I had a pretty intense relationship with The Bends and OK Computer, which came out the summer after my freshman year of college.  What always drew me to Radiohead was the fragile, human voice struggling to be heard under this electro-symphonic crush.

Is there any vocal and lyric more naked than Creep?  When I was 16, that rawness punched me in the gut.  There are no barriers, no twee, no irony.  You're so fucking special.  I wish I was special.

But it's a little obvious.  The Bends made me work harder to find that emotion.  There would be the dense cacauphony of My Iron Lung before the plaintive yearning of a song like Black Star.  And even then, Thom seemed quick to shrug the questions off to some cosmic forces conspiring against him.  Blame it on the Black Star.  Blame it on the Satellite that brings me home.

I should have seen what was coming, but it didn't really hit me until about the 500th time I listened to OK Computer.  I think every song on that album has been my favorite at one time or another.  On that afternoon, I was deeply into Let Down, and listening closely.  The album was all about humanity lost in a digital age - that was obvious - so I knew I had to listen harder than ever before. 

And there in the middle of the song was a line that told me something important: Don't get sentimental; it always ends up drivel.

How could I hear a line like that and not think back to Creep?  To that moment Thom stood in the slow of that grunge, slow-fast-slow and told us he wanted a perfect body.  He wanted a perfect soul.  Now I could hear the struggle against that sentiment, right there in the song.  He goes on to say that one day he is going to grow wings, but then dismisses it as just a chemical reaction, hysterical and useless.
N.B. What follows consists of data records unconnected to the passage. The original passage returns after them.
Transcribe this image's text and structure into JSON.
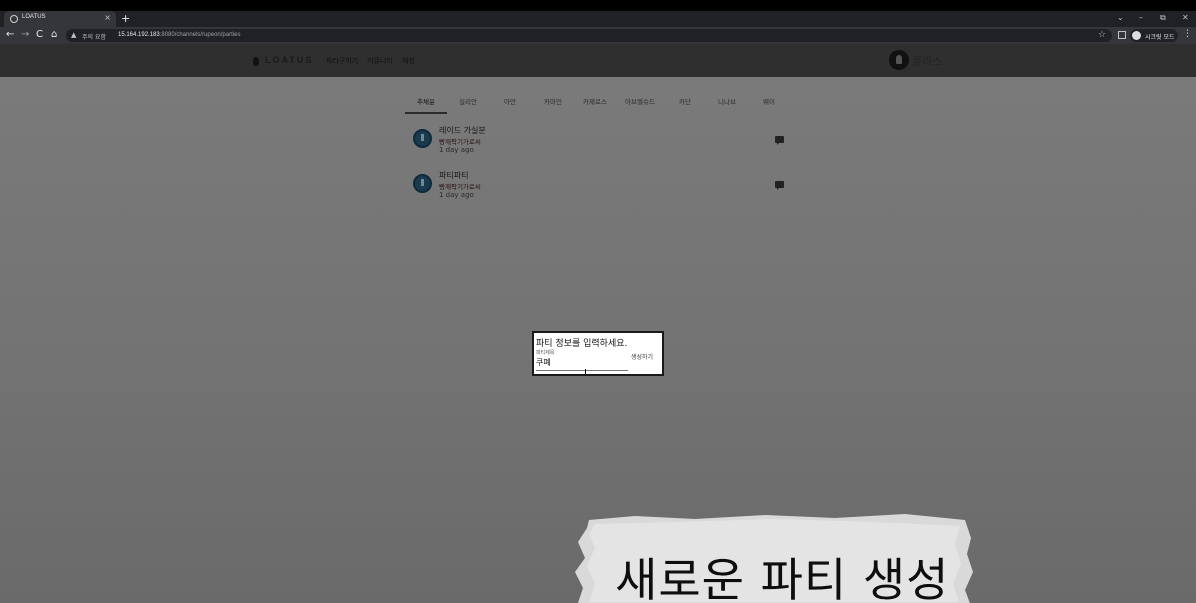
{
  "browser": {
    "tab_title": "LOATUS",
    "tab_close": "×",
    "new_tab": "+",
    "window_controls": [
      "⌄",
      "–",
      "⧉",
      "✕"
    ],
    "nav_buttons": [
      "←",
      "→",
      "C",
      "⌂"
    ],
    "security_warning": "주의 요함",
    "url_host": "15.164.192.183",
    "url_port": ":8080",
    "url_path": "/channels/rupeon/parties",
    "star": "☆",
    "profile_label": "시크릿 모드",
    "menu": "⋮"
  },
  "site": {
    "logo": "LOATUS",
    "nav": [
      "파티구하기",
      "커뮤니티",
      "매칭"
    ],
    "user_name": "룰라스"
  },
  "content_tabs": [
    "추채윤",
    "실리안",
    "아만",
    "카마인",
    "카제로스",
    "아브렐슈드",
    "카단",
    "니나브",
    "웨이"
  ],
  "parties": [
    {
      "title": "레이드 가실분",
      "owner": "빵깨팍기가로씨",
      "time": "1 day ago"
    },
    {
      "title": "파티파티",
      "owner": "빵깨팍기가로씨",
      "time": "1 day ago"
    }
  ],
  "dialog": {
    "title": "파티 정보를 입력하세요.",
    "field_label": "파티제목",
    "field_value": "쿠폐",
    "create_button": "생성하기"
  },
  "caption": "새로운 파티 생성"
}
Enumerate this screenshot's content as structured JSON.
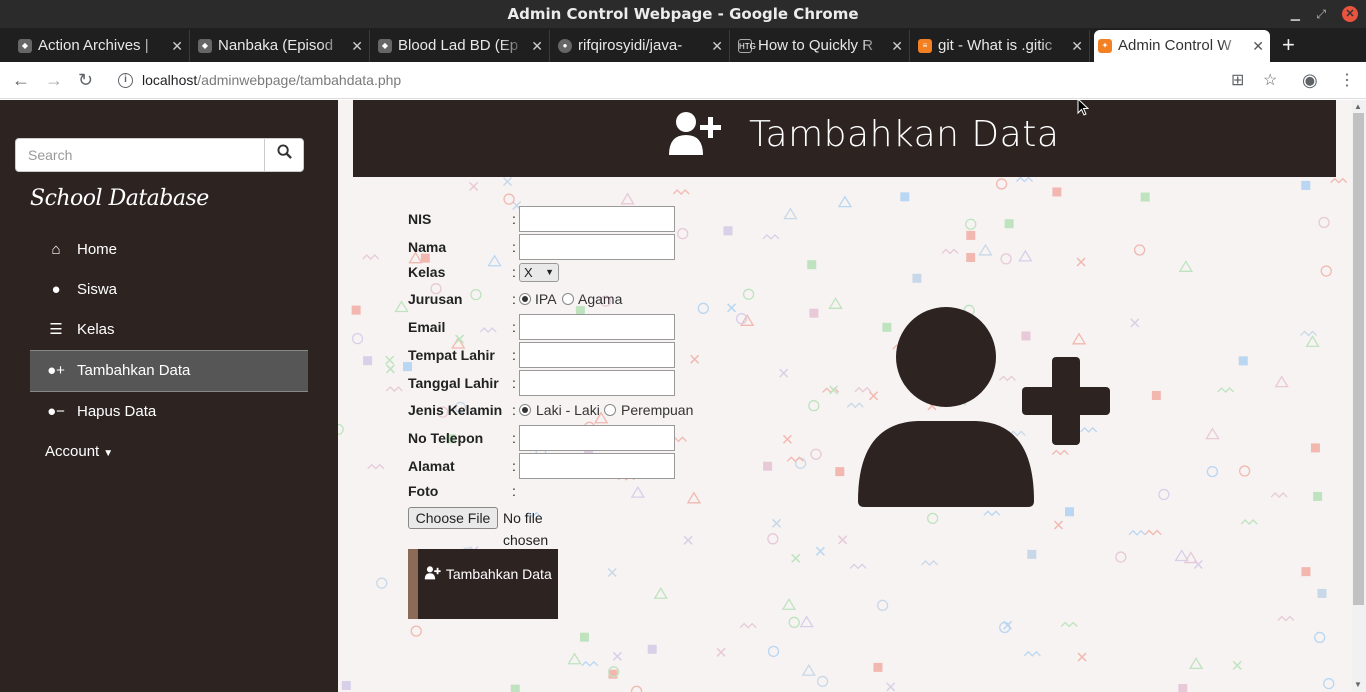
{
  "window": {
    "title": "Admin Control Webpage - Google Chrome"
  },
  "tabs": [
    {
      "label": "Action Archives |",
      "favicon": "cat-icon"
    },
    {
      "label": "Nanbaka (Episod",
      "favicon": "cat-icon"
    },
    {
      "label": "Blood Lad BD (Ep",
      "favicon": "cat-icon"
    },
    {
      "label": "rifqirosyidi/java-",
      "favicon": "github-icon"
    },
    {
      "label": "How to Quickly R",
      "favicon": "htg-icon"
    },
    {
      "label": "git - What is .gitic",
      "favicon": "stackoverflow-icon"
    },
    {
      "label": "Admin Control W",
      "favicon": "page-icon",
      "active": true
    }
  ],
  "address": {
    "host": "localhost",
    "path": "/adminwebpage/tambahdata.php"
  },
  "sidebar": {
    "search_placeholder": "Search",
    "brand": "School Database",
    "items": [
      {
        "label": "Home",
        "icon": "home-icon"
      },
      {
        "label": "Siswa",
        "icon": "user-icon"
      },
      {
        "label": "Kelas",
        "icon": "list-icon"
      },
      {
        "label": "Tambahkan Data",
        "icon": "user-plus-icon",
        "active": true
      },
      {
        "label": "Hapus Data",
        "icon": "user-minus-icon"
      }
    ],
    "account": "Account"
  },
  "header": {
    "title": "Tambahkan Data"
  },
  "form": {
    "nis": "NIS",
    "nama": "Nama",
    "kelas": "Kelas",
    "kelas_value": "X",
    "jurusan": "Jurusan",
    "jurusan_opt1": "IPA",
    "jurusan_opt2": "Agama",
    "email": "Email",
    "tempat_lahir": "Tempat Lahir",
    "tanggal_lahir": "Tanggal Lahir",
    "jenis_kelamin": "Jenis Kelamin",
    "jk_opt1": "Laki - Laki",
    "jk_opt2": "Perempuan",
    "no_telepon": "No Telepon",
    "alamat": "Alamat",
    "foto": "Foto",
    "colon": ":",
    "choose_file": "Choose File",
    "no_file": "No file chosen",
    "submit": "Tambahkan Data"
  },
  "colors": {
    "dark": "#2d2422",
    "accent": "#8c6a58",
    "active_menu": "#565656"
  }
}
It's a beautiful, complex song.  It was also a real turning point away from something about Radiohead I'd always loved, from Creep and Fake Plastic Trees and High & Dry and Subterranean Homesick Alien.  I kept waiting for Radiohead to turn back, just a bit, but the chaos and noise kept growing louder, the human voice growing fainter.  It was still there, and that umpteenth listen when I found it could still be transcendent.  But there was something self-conscious about burying it so far.  I missed The Bends.

I no longer sit with the cool kids.  The band went down a rabbit hole I was reluctant to follow, so I'm the old guy at the concert waiting for them to break out some of the old tunes.  Oh well, it happens.

But it's nice to think someone as hip and interesting as Amanda Palmer might share my feelings.  All but one of the tunes on her record are from OK Computer or before.  And she plays Creep twice.

Or maybe the older tunes were just easier to arrange for ukulele.